Replay: Several very important pieces of film and TV technology rely on the assumption that human beings can see green light best and that we can see sharp edges most clearly when they're rendered in shades of green rather than any other colour. Why?
Probably the earliest example of the use of this effect was the design of the earliest colour television systems, which date all the way back to 1938 and the experiments of Georges Valensi. Valensi's system sent three signals as any full-colour system needs to: a conventional black-and-white picture plus a combined set of two colour-difference signals representing the blue signal subtracted from the luminance signal and the red signal subtracted from the luminance signal. Most of us will be aware that this is broadly equivalent to the mid-century colour systems of PAL and NTSC, as well as approaches to subsampled YUV or YCrCb video that persist to this day.
While Valensi's system wasn't widely adopted (it used lots of extra radio bandwidth, which nobody liked, even before the idea of mass advertising), it had the advantage of backwards compatibility with black-and-white TVs. That's a trick future systems would be designed to duplicate to avoid making everyone buy a new TV. What's crucial about it, though, is that it effectively used and uses the highest-bandwidth, black-and-white signal to encode the green information, so it's a trick that's been current since before World War 2. Valensi, we might suspect, knew that this was the best approach. The question is why it's the best approach.

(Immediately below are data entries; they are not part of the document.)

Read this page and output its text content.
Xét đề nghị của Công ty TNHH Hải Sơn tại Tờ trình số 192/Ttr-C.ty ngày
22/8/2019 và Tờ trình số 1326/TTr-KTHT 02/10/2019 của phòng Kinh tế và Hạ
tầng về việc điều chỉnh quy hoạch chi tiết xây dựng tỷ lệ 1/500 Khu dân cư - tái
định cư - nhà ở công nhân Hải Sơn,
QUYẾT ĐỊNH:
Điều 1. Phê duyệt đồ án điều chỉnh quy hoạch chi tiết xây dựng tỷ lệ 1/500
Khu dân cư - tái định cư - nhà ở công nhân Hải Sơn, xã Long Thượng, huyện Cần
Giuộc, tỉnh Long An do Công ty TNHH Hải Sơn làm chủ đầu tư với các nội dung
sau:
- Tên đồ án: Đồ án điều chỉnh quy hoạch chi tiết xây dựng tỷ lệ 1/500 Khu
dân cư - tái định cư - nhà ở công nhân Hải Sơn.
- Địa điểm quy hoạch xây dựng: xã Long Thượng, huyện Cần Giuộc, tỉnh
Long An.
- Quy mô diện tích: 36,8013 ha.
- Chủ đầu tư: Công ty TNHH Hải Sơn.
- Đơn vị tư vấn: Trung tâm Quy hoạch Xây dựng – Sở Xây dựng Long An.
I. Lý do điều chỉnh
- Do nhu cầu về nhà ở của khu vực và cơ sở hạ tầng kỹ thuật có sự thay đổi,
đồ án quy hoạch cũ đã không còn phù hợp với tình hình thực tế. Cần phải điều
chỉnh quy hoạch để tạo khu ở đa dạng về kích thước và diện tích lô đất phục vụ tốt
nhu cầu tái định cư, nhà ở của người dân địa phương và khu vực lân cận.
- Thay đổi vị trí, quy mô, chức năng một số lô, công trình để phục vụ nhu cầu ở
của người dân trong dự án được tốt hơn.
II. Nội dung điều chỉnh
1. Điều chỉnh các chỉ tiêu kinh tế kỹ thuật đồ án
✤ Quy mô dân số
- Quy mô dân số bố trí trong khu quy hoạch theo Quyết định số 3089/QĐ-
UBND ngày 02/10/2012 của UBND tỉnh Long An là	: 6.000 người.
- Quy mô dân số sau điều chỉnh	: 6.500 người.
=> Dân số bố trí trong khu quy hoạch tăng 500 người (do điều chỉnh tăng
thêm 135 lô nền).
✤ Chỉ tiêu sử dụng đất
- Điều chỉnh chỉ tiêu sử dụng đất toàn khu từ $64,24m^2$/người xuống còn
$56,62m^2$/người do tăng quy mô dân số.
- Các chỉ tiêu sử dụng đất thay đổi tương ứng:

The answer lies in the makeup of the human retina, which broadly contains two types of cells, rods and cones, which (very broadly) equate to pixels on an imaging sensor. Rod cells are highly sensitive, with a peak of sensitivity at or above 500nm, which is sort of the border of blue moving into green. There are around 100 million of them in the human eye (some sources say 120 million), which is way way more than the six (or so) million colour-sensitive cone cells. It's therefore tempting to leap to the conclusion that we see green sharply because there are more rods than cones, and rods see green best. 100 megapixels! Holy high resolution, Batman!
That doesn't quite work out, though, because the moment we actually look at anything, we move our eyes so that the region of interest falls on the central area of the retina. Most of the colour-sensitive cone cells are in this area; there aren't so many rods. This part of the retina is good for seeing sharp detail because each of the (roughly) nerves that take signals from cone cells to the brain is only connected to one cone cell. By comparison, quite a lot of rod cells are connected to each (roughly) nerve, which is good for sensitivity because we're adding an up signal from a lot of (kinda) pixels, but not so great for sharpness.
So, that's why the central area of vision is sharper. What we've heard so far, though, suggests that our daytime colour vision should be sharper than our — in effect — monochrome night vision. It is, but it gives us no reason to assume that we should see green more sharply than red or blue. The reason for that is simply in the sensitivity curves of the three types of rod. It's often said that we have red, green and blue-sensitive rod cells, which is sort of true, but much as with a Bayer-pattern electronic image sensor, there's a lot of overlap between the three types, to the point that the medical world calls them long wavelength, (reddish), middle wavelength (greenish) and short wavelength (bluish) — but they really see a lot more than a single colour.
To see saturated colour, the brain does more or less the same sort of processing that has to happen in a Bayer-sensor camera in order to recover full-colour information. The reason this gives us the best acuity in green is simply that there's really a lot of overlap between the medium and long (green and red) cones. This happens to the point where the medium-length cones can see everything from a greenish turquoise all the way through to, well, a fairly orange-yellow, while the red cones can see from mid-green to the borders of infra-red. The result is an overall peak of sensitivity at a place which really looks pretty green despite the fact that we can also see red using the same anatomy.
So, the highest-density, sharpest part of the retina is most sensitive to greenish light. It's because of this that we use a preponderance of green to form the Y channel of a YCrCb image, which is done by everything from JPEG to ProRes. It was due to all of this that the early colour television systems carried most of the green channel information in their highest quality, black and white backwards-compatible picture. It's also because of this that Bayer-pattern imaging sensors use twice as many green pixels as they use red and blue pixels. Bayer himself described the green elements in his design as “luminance-sensitive” in the first sentence of the patent and goes on to say, “said luminance-type elements are sensitive in the green region of the spectrum.”
Two interesting bits of trivia arise from all this.
Firstly, the human retina is, in effect, a backside illuminated sensor. The most light-sensitive ends of the rod and cone cells are at the back, where it's harder to get the light to them. This does compromise sensitivity somewhat but also means they can be most easily supplied with the fresh chemistry to do their work.
Secondly, Georges Valensi was involved with a committee with an interest in long-distance telephony, CCIF, the Comité consultatif international des communications téléphoniques à grande distance. This, via mergers, became the International Telegraph and Telephone Consultative Committee (CCITT, in French), then the Independent Telecommunications Union. From the ITU, we get crucial standards such as Recommendation 709, which talks about how to create subsampled video where the green channel is mainly stored in the full-resolution Y plane.